Charter will provide $100 in cash and shares of a new public parent company (New Charter) equivalent to 0.5409 shares of Charter for each Time Warner Cable share outstanding. The deal values each Time Warner Cable share at approximately $195.71 based on Charter's market closing price on 20 May or approximately $200 based on Charter's 60-trading day volume weighted average price.
In addition, Charter will provide an election option for each Time Warner Cable stockholder, other than Liberty Broadband Corporation or Liberty Interactive Corporation, who will receive all stock, to receive $115 of cash and New Charter shares equivalent to 0.4562 shares of Charter for each Time Warner Cable share they own.
Charter and Advance/Newhouse Partnership (a parent of Bright House Networks LLC) also today announced that the two companies have amended the agreement which the two parties signed and announced on 31 March 2015, whereby Charter will acquire Bright House Networks for $10.4 billion.

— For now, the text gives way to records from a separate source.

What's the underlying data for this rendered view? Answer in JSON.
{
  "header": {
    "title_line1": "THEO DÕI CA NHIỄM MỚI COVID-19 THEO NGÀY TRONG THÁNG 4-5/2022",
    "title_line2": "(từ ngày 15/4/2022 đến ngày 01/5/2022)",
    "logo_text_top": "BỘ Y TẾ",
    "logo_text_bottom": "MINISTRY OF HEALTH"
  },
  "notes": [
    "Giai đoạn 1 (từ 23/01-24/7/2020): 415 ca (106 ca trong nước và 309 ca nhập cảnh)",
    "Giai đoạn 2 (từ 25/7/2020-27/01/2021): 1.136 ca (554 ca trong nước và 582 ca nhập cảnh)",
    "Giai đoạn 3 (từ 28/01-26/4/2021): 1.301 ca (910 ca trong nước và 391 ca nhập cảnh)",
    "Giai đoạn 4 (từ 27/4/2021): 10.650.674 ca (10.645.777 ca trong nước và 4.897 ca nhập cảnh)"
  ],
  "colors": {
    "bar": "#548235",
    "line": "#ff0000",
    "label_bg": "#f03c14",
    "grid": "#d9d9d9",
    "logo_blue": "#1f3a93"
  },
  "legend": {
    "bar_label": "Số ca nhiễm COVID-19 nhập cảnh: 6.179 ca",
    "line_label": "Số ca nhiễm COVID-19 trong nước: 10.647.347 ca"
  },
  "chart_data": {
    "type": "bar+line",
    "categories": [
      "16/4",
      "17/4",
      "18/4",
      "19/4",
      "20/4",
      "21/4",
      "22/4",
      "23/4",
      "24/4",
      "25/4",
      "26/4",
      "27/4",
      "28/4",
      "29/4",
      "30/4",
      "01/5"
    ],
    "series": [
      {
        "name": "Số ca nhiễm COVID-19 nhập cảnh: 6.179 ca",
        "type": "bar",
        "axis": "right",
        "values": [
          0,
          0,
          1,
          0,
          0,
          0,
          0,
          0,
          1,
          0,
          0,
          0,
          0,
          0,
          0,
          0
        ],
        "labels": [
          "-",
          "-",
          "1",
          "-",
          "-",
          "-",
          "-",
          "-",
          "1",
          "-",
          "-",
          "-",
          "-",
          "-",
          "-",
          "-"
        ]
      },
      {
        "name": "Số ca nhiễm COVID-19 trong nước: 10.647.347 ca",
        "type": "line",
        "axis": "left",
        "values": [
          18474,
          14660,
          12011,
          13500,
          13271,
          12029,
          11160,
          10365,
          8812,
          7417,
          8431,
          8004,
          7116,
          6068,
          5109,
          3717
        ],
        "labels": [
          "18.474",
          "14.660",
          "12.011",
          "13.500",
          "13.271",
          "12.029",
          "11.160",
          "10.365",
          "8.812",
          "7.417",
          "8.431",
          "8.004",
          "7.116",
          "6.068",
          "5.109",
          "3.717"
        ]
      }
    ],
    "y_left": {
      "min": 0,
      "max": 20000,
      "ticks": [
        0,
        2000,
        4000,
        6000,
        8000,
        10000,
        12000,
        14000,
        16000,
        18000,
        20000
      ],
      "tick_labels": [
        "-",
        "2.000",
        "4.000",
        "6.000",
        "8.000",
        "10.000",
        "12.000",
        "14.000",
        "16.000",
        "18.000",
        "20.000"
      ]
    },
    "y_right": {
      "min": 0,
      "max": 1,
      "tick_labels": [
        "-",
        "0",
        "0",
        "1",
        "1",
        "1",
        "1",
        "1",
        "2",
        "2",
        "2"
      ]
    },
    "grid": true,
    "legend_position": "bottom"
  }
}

That agreement, as amended, provides for Charter and Advance/Newhouse to form a new partnership of which New Charter will own between approximately 86 per cent and 87 per cent and of which Advance/Newhouse will own between approximately 13 per cent and 14 per cent, depending on the Time Warner Cable shareholders' cash election option described above.
The combination of Charter, Time Warner Cable and Bright House will create a leading broadband services and technology company serving 23.9 million customers in 41 states.
Charter said the transactions will drive investment into the combined entity's advanced broadband network, allow for wider deployment of new competitive facilities based WiFi networks in public places, and the footprint expansion of optical networks to serve the large marketplace of small and medium sized businesses.
This, it said, would result in faster broadband speeds, better video products, including more high definition channels, more affordable phone service and more competition, for consumers and businesses.
The scale of the new entity will also result in greater product innovation, bringing new and advanced services to consumers and businesses, including Charter's Spectrum Guide and World Box and other product innovations, it added.
The Charter-Time Warner Cable transaction is subject to approval by both Charter and Time Warner Cable shareholders, regulatory review, and other customary conditions.
The Charter-Advance/Newhouse transaction is subject to several conditions, including the completion of the Time Warner Cable acquisition (subject to certain exceptions if Time Warner Cable enters into another sale transaction) and a separate vote on the Liberty transactions, and regulatory approval.
The three companies expect to close the announced transactions by the end of 2015.
Meanwhile, the Federal Communications Commission has served notice that it would closely scrutinise the deal, focusing not only on absence of harm but benefits to the public.
A key area of regulatory concern would be competition in broadband internet.